HK stocks end higher as China GDP data signals economic recovery

* HK->Shanghai Connect daily quota used 8.9%, Shanghai->HK daily quota used 3.1%

* HSI +0.6%, HSCE +1.1%, CSI300 +0.4%

* FTSE China A50 +0.6%

April 16 (Reuters) - Hong Kong stocks climbed on Friday to end the week higher, underpinned by strong GDP growth data pointing to a continued recovery in China’s economy.

** At the close of trade, the Hang Seng index was up 176.57 points or 0.61% at 28,969.71. The Hang Seng China Enterprises index rose 1.12% to 11,027.51.

** The sub-index of the Hang Seng tracking energy shares rose 2.3%, while the IT sector climbed 1.55%, the financial sector ended 0.19% lower and the property sector rose 0.11%.

** For the week, HSI was up 0.9%, while HSCE firmed 0.5%.

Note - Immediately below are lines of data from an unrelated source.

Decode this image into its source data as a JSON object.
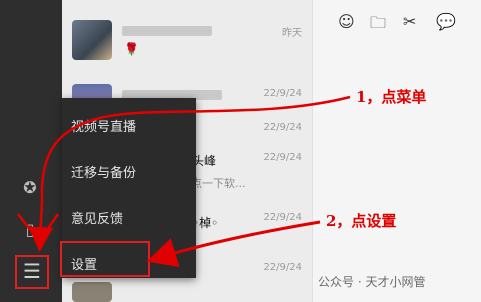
{
  "sidebar": {
    "icons": [
      "circle-logo-icon",
      "phone-icon"
    ],
    "menu_icon_glyph": "☰"
  },
  "chats": [
    {
      "time": "昨天",
      "emoji": "🌹"
    },
    {
      "time": "22/9/24"
    },
    {
      "time": "22/9/24"
    },
    {
      "time": "22/9/24",
      "title": "太头峰",
      "subtitle": "件点一下软..."
    },
    {
      "time": "22/9/24",
      "title": "征◦棹◦"
    },
    {
      "time": "22/9/24"
    }
  ],
  "popup_menu": {
    "items": [
      "视频号直播",
      "迁移与备份",
      "意见反馈",
      "设置"
    ]
  },
  "toolbar": {
    "emoji_glyph": "☺",
    "folder_glyph": "🗀",
    "scissors_glyph": "✂",
    "chat_glyph": "💬"
  },
  "annotations": {
    "step1": "1，点菜单",
    "step2": "2，点设置"
  },
  "watermark": "公众号 · 天才小网管",
  "colors": {
    "annotation_red": "#e00000",
    "sidebar_bg": "#2e2e2e",
    "popup_bg": "#2b2b2b"
  }
}
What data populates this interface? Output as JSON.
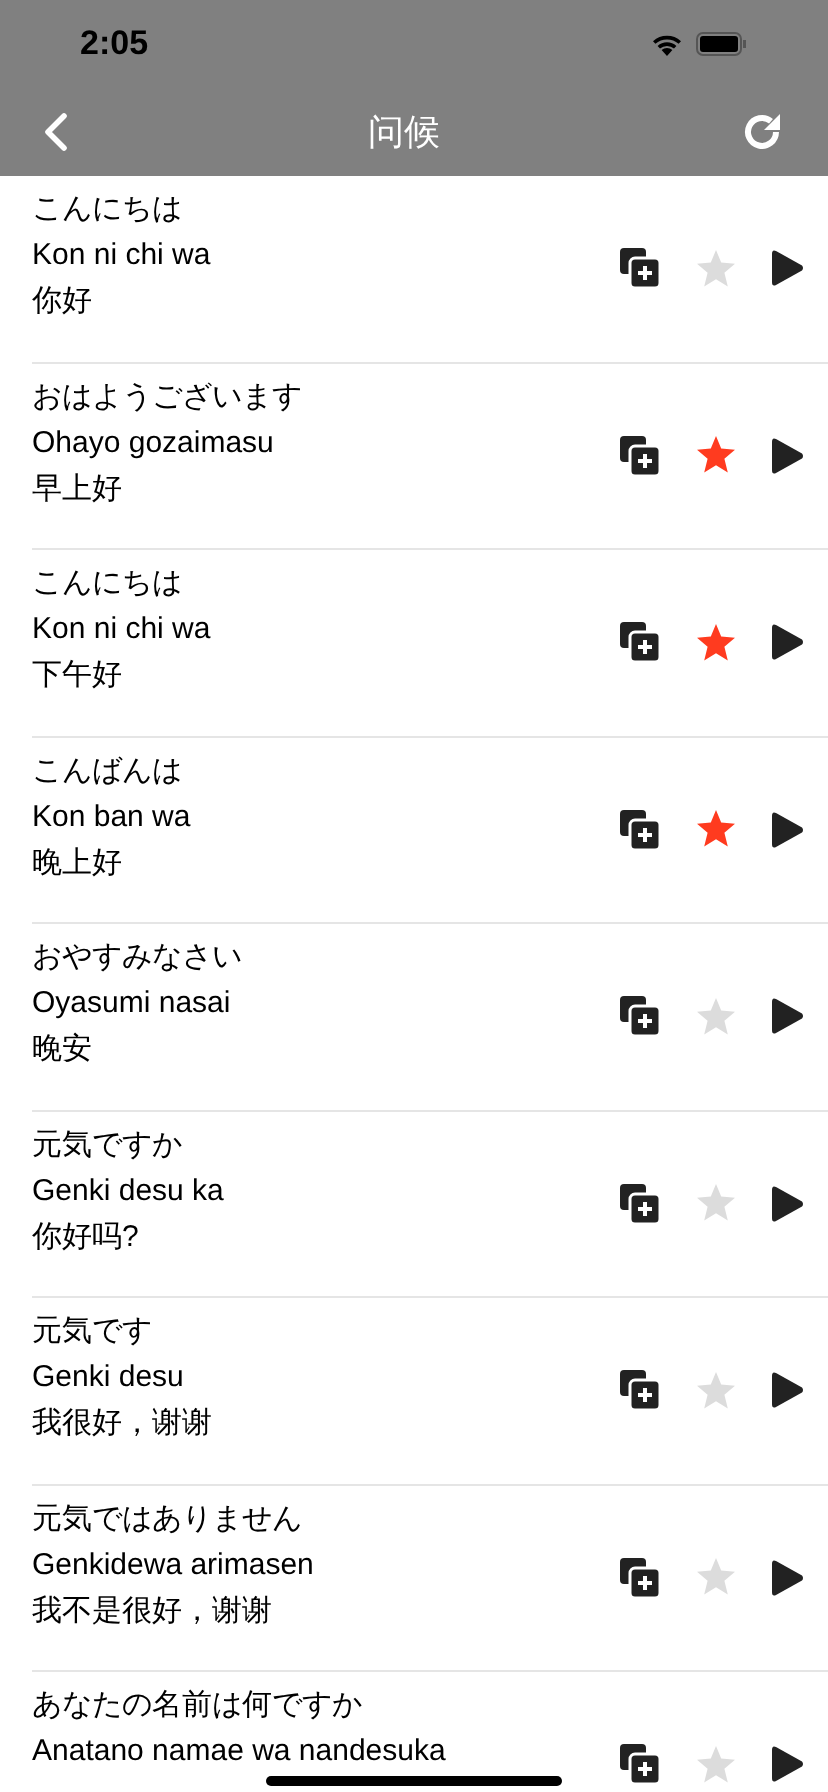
{
  "status_bar": {
    "time": "2:05"
  },
  "nav": {
    "title": "问候"
  },
  "phrases": [
    {
      "japanese": "こんにちは",
      "romaji": "Kon ni chi wa",
      "chinese": "你好",
      "starred": false
    },
    {
      "japanese": "おはようございます",
      "romaji": "Ohayo gozaimasu",
      "chinese": "早上好",
      "starred": true
    },
    {
      "japanese": "こんにちは",
      "romaji": "Kon ni chi wa",
      "chinese": "下午好",
      "starred": true
    },
    {
      "japanese": "こんばんは",
      "romaji": "Kon ban wa",
      "chinese": "晚上好",
      "starred": true
    },
    {
      "japanese": "おやすみなさい",
      "romaji": "Oyasumi nasai",
      "chinese": "晚安",
      "starred": false
    },
    {
      "japanese": "元気ですか",
      "romaji": "Genki desu ka",
      "chinese": "你好吗?",
      "starred": false
    },
    {
      "japanese": "元気です",
      "romaji": "Genki desu",
      "chinese": "我很好，谢谢",
      "starred": false
    },
    {
      "japanese": "元気ではありません",
      "romaji": "Genkidewa arimasen",
      "chinese": "我不是很好，谢谢",
      "starred": false
    },
    {
      "japanese": "あなたの名前は何ですか",
      "romaji": "Anatano namae wa nandesuka",
      "starred": false
    }
  ]
}
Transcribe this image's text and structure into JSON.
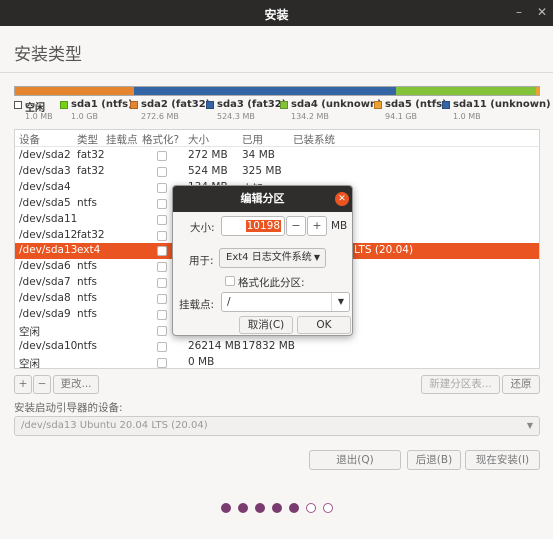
{
  "window": {
    "title": "安装",
    "minimize_glyph": "–",
    "close_glyph": "✕"
  },
  "page_heading": "安装类型",
  "partition_bar": {
    "segments": [
      {
        "name": "空闲",
        "fraction": 0.0003,
        "color": "#f0f0f0"
      },
      {
        "name": "sda1",
        "fraction": 0.0003,
        "color": "#73d216"
      },
      {
        "name": "sda2",
        "fraction": 0.227,
        "color": "#e5852f"
      },
      {
        "name": "sda3",
        "fraction": 0.499,
        "color": "#3465a4"
      },
      {
        "name": "sda4",
        "fraction": 0.267,
        "color": "#82c33a"
      },
      {
        "name": "sda5",
        "fraction": 0.006,
        "color": "#f0a030"
      },
      {
        "name": "sda11",
        "fraction": 0.0003,
        "color": "#3465a4"
      }
    ]
  },
  "legend": [
    {
      "name": "空闲",
      "size": "1.0 MB",
      "color": "#ffffff",
      "icon": "empty-square-icon"
    },
    {
      "name": "sda1 (ntfs)",
      "size": "1.0 GB",
      "color": "#73d216"
    },
    {
      "name": "sda2 (fat32)",
      "size": "272.6 MB",
      "color": "#e5852f"
    },
    {
      "name": "sda3 (fat32)",
      "size": "524.3 MB",
      "color": "#3465a4"
    },
    {
      "name": "sda4 (unknown)",
      "size": "134.2 MB",
      "color": "#82c33a"
    },
    {
      "name": "sda5 (ntfs)",
      "size": "94.1 GB",
      "color": "#f0a030"
    },
    {
      "name": "sda11 (unknown)",
      "size": "1.0 MB",
      "color": "#3465a4"
    }
  ],
  "table": {
    "headers": [
      "设备",
      "类型",
      "挂载点",
      "格式化?",
      "大小",
      "已用",
      "已装系统"
    ],
    "rows": [
      {
        "device": "/dev/sda2",
        "type": "fat32",
        "mount": "",
        "size": "272 MB",
        "used": "34 MB",
        "system": ""
      },
      {
        "device": "/dev/sda3",
        "type": "fat32",
        "mount": "",
        "size": "524 MB",
        "used": "325 MB",
        "system": ""
      },
      {
        "device": "/dev/sda4",
        "type": "",
        "mount": "",
        "size": "134 MB",
        "used": "未知",
        "system": ""
      },
      {
        "device": "/dev/sda5",
        "type": "ntfs",
        "mount": "",
        "size": "",
        "used": "",
        "system": ""
      },
      {
        "device": "/dev/sda11",
        "type": "",
        "mount": "",
        "size": "",
        "used": "",
        "system": ""
      },
      {
        "device": "/dev/sda12",
        "type": "fat32",
        "mount": "",
        "size": "",
        "used": "",
        "system": ""
      },
      {
        "device": "/dev/sda13",
        "type": "ext4",
        "mount": "",
        "size": "",
        "used": "",
        "system": "LTS (20.04)",
        "selected": true
      },
      {
        "device": "/dev/sda6",
        "type": "ntfs",
        "mount": "",
        "size": "",
        "used": "",
        "system": ""
      },
      {
        "device": "/dev/sda7",
        "type": "ntfs",
        "mount": "",
        "size": "",
        "used": "",
        "system": ""
      },
      {
        "device": "/dev/sda8",
        "type": "ntfs",
        "mount": "",
        "size": "",
        "used": "",
        "system": ""
      },
      {
        "device": "/dev/sda9",
        "type": "ntfs",
        "mount": "",
        "size": "",
        "used": "",
        "system": ""
      },
      {
        "device": "空闲",
        "type": "",
        "mount": "",
        "size": "",
        "used": "",
        "system": ""
      },
      {
        "device": "/dev/sda10",
        "type": "ntfs",
        "mount": "",
        "size": "26214 MB",
        "used": "17832 MB",
        "system": ""
      },
      {
        "device": "空闲",
        "type": "",
        "mount": "",
        "size": "0 MB",
        "used": "",
        "system": ""
      }
    ]
  },
  "table_tools": {
    "add": "+",
    "remove": "−",
    "change": "更改...",
    "new_table": "新建分区表...",
    "revert": "还原"
  },
  "boot_loader": {
    "label": "安装启动引导器的设备:",
    "value": "/dev/sda13 Ubuntu 20.04 LTS (20.04)",
    "arrow": "▼"
  },
  "actions": {
    "quit": "退出(Q)",
    "back": "后退(B)",
    "install": "现在安装(I)"
  },
  "progress": {
    "total_steps": 7,
    "current_step": 5
  },
  "dialog": {
    "title": "编辑分区",
    "close_glyph": "✕",
    "size_label": "大小:",
    "size_value": "10198",
    "minus": "−",
    "plus": "+",
    "size_unit": "MB",
    "use_as_label": "用于:",
    "use_as_value": "Ext4 日志文件系统",
    "format_label": "格式化此分区:",
    "format_checked": false,
    "mount_label": "挂载点:",
    "mount_value": "/",
    "cancel": "取消(C)",
    "ok": "OK"
  }
}
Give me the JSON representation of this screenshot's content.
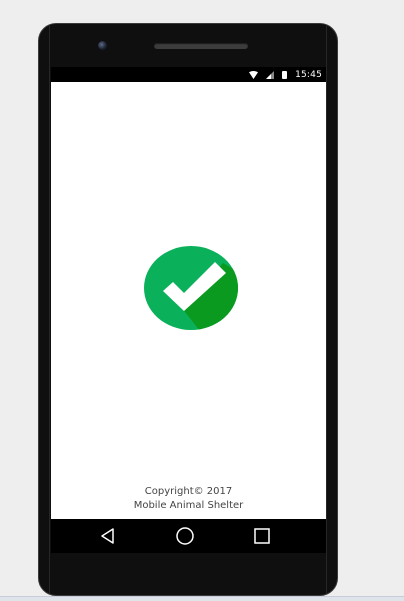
{
  "device": {
    "frame_color": "#0f0f0f",
    "screen_background": "#ffffff"
  },
  "status_bar": {
    "time": "15:45",
    "icons": [
      "wifi-icon",
      "signal-icon",
      "battery-icon"
    ]
  },
  "splash": {
    "logo_icon": "check-circle-icon",
    "logo_colors": {
      "primary": "#0bb05a",
      "shade": "#0a9a1f",
      "check": "#ffffff"
    },
    "copyright_line1": "Copyright© 2017",
    "copyright_line2": "Mobile Animal Shelter"
  },
  "nav_bar": {
    "buttons": [
      "back-icon",
      "home-icon",
      "recents-icon"
    ]
  }
}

** China’s economic recovery quickened sharply in the first quarter from a coronavirus-induced slump earlier last year, propelled by stronger demand at home and abroad and continued government support for smaller firms.

** GDP jumped a record 18.3% in the first quarter from a year earlier, official data showed on Friday, slower than the 19% forecast by economists in a Reuters poll, and following 6.5% growth in the fourth quarter last year.

** The market would remain range-bound for the short-term, as China’s monetary policy remains adequately balanced now, CITIC Securities Brokerage (HK) noted in a report.

** Around the region, MSCI’s Asia ex-Japan stock index was firmer by 0.47%, while Japan’s Nikkei index closed up 0.14%.

** The yuan was quoted at 6.5225 per U.S. dollar at 08:17 GMT, 0.01% weaker than the previous close of 6.5216.